I’d worried that she might be so freaked out by the thought that I’d come all the way from London to see her that she might not want to talk to me. But it quickly turned out that that was exactly the advantage. I was her first-hand source for the whole Hayden story. She invited me in, sat me down in her kitchen, offered me lunch and, when I turned that down, made me mug after mug of coffee. Being questioned in detail by a virtual stranger about Hayden’s death and the police investigation was pretty much the thing in the world that I least wanted, but I thought it prudent to go along with it. So I sat there for more than an hour and answered her questions and listened to her talking about how shocked she was. I calculated that the more I responded to her the more she would have to respond to me.

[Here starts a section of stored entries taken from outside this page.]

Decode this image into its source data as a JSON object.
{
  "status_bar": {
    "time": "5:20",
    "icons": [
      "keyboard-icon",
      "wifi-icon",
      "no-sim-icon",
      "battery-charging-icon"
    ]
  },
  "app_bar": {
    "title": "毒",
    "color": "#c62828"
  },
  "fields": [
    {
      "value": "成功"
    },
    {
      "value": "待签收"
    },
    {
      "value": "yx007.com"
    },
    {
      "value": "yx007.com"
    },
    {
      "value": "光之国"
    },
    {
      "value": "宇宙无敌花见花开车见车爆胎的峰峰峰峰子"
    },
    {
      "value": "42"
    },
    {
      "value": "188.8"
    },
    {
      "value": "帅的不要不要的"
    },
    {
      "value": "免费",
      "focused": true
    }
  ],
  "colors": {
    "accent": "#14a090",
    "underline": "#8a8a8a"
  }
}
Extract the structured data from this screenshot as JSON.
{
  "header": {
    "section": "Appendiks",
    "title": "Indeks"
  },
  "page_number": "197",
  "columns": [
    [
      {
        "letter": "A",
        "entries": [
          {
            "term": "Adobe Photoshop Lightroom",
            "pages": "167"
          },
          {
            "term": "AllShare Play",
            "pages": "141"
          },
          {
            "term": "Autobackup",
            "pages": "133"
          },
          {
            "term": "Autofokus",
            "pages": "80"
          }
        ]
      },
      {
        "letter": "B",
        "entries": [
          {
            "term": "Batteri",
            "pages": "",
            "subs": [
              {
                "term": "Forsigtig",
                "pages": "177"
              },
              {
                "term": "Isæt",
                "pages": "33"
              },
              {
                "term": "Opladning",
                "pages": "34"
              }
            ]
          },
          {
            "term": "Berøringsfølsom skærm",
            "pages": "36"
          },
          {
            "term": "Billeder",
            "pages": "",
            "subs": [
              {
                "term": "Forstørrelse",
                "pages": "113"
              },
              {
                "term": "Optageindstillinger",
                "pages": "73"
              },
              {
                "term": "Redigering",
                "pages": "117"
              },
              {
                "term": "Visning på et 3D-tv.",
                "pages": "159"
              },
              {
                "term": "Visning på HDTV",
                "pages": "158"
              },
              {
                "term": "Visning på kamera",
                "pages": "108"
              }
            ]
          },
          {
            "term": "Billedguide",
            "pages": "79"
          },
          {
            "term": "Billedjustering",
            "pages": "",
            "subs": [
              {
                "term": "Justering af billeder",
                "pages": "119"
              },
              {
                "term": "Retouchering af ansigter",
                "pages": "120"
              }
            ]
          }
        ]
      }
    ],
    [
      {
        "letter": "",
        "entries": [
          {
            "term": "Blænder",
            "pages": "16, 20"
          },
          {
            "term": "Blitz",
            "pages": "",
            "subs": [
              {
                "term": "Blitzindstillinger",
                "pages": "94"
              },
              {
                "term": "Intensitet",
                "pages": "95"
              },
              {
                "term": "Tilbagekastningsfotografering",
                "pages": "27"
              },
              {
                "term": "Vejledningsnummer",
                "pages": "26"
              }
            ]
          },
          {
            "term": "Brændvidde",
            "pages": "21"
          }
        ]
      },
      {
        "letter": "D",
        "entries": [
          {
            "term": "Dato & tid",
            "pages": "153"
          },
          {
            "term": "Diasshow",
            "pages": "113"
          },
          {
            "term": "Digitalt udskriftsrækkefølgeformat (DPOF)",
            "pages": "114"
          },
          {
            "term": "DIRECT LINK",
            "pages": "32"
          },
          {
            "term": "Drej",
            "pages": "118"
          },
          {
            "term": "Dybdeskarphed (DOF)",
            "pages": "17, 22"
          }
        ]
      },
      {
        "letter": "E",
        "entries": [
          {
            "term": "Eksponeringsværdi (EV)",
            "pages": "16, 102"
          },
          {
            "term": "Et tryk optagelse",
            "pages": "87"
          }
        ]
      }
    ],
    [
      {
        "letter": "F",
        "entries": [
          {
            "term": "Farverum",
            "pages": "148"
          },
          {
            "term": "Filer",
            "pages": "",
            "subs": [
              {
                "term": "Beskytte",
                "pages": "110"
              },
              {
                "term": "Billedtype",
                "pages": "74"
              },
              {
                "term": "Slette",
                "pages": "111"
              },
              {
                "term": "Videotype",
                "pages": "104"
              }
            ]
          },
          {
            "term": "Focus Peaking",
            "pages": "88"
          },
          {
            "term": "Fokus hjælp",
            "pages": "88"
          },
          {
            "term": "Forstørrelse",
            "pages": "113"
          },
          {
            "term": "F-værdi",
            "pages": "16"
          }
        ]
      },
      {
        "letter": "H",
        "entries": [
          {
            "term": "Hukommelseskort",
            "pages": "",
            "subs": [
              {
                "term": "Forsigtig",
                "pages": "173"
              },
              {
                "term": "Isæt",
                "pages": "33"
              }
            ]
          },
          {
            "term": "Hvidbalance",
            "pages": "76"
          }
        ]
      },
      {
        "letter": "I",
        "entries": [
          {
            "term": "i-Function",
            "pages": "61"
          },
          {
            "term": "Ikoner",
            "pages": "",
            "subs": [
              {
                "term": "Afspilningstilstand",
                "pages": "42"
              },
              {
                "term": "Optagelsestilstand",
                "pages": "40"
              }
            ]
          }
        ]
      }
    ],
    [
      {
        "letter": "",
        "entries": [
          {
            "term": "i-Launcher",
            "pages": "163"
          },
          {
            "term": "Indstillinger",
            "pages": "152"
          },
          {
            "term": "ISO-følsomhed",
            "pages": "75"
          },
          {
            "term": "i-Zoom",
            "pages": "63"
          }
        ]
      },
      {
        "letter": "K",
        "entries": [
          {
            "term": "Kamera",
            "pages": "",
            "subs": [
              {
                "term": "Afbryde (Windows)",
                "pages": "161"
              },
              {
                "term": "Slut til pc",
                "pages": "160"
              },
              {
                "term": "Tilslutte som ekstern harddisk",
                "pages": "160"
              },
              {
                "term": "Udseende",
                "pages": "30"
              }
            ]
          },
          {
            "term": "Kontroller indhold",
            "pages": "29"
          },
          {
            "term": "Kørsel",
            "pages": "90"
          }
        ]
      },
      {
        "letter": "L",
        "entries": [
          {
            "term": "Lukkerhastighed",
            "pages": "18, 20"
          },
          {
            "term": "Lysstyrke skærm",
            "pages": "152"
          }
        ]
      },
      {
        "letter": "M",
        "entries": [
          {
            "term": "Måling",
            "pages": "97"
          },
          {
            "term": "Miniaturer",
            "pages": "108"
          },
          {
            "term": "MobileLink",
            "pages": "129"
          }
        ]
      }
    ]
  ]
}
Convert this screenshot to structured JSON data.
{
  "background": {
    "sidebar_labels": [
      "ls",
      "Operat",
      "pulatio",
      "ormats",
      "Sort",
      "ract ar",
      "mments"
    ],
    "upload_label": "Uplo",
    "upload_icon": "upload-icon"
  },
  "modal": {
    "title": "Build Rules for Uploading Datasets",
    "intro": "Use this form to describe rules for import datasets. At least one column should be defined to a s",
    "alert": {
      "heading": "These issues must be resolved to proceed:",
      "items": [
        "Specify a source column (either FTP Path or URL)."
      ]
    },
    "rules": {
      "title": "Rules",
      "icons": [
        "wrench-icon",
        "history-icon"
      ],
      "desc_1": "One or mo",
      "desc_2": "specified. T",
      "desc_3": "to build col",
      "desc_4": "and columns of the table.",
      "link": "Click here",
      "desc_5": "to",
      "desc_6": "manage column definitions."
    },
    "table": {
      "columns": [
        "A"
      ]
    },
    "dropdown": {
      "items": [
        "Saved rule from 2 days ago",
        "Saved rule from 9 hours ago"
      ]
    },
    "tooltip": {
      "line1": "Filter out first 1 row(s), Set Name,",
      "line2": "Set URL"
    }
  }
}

And so, after she had asked every possible question she could think of, after she had talked about the death of someone else she knew, after she had cried a bit and I had comforted her, after all that, I took a deep breath and asked her the question I had travelled right across England to ask.

Before

Amos and Sonia arrived shortly after Joakim. Amos was wearing a pair of flowery shorts and a clashing T-shirt and looked slightly ridiculous and very happy—happy in a way I remembered from the past. He kissed me on both cheeks, heartily, and I thought: He’s completely over me at last.

He was holding Sonia’s hand when I opened the door to them and he didn’t let go of it as they entered the flat, so that they had to wind their way through the mess into the kitchen. Sonia was wearing a sleeveless white shift that made her dark hair and eyes seem even darker; her skin was creamy and clean. She glowed with a health that made me feel like a creature who’d been found under a stone, squirming in the sudden unwelcome light. She kissed me too, then held me by my shoulders and said in a quiet voice, so Joakim and Amos wouldn’t overhear, ‘Are you OK?’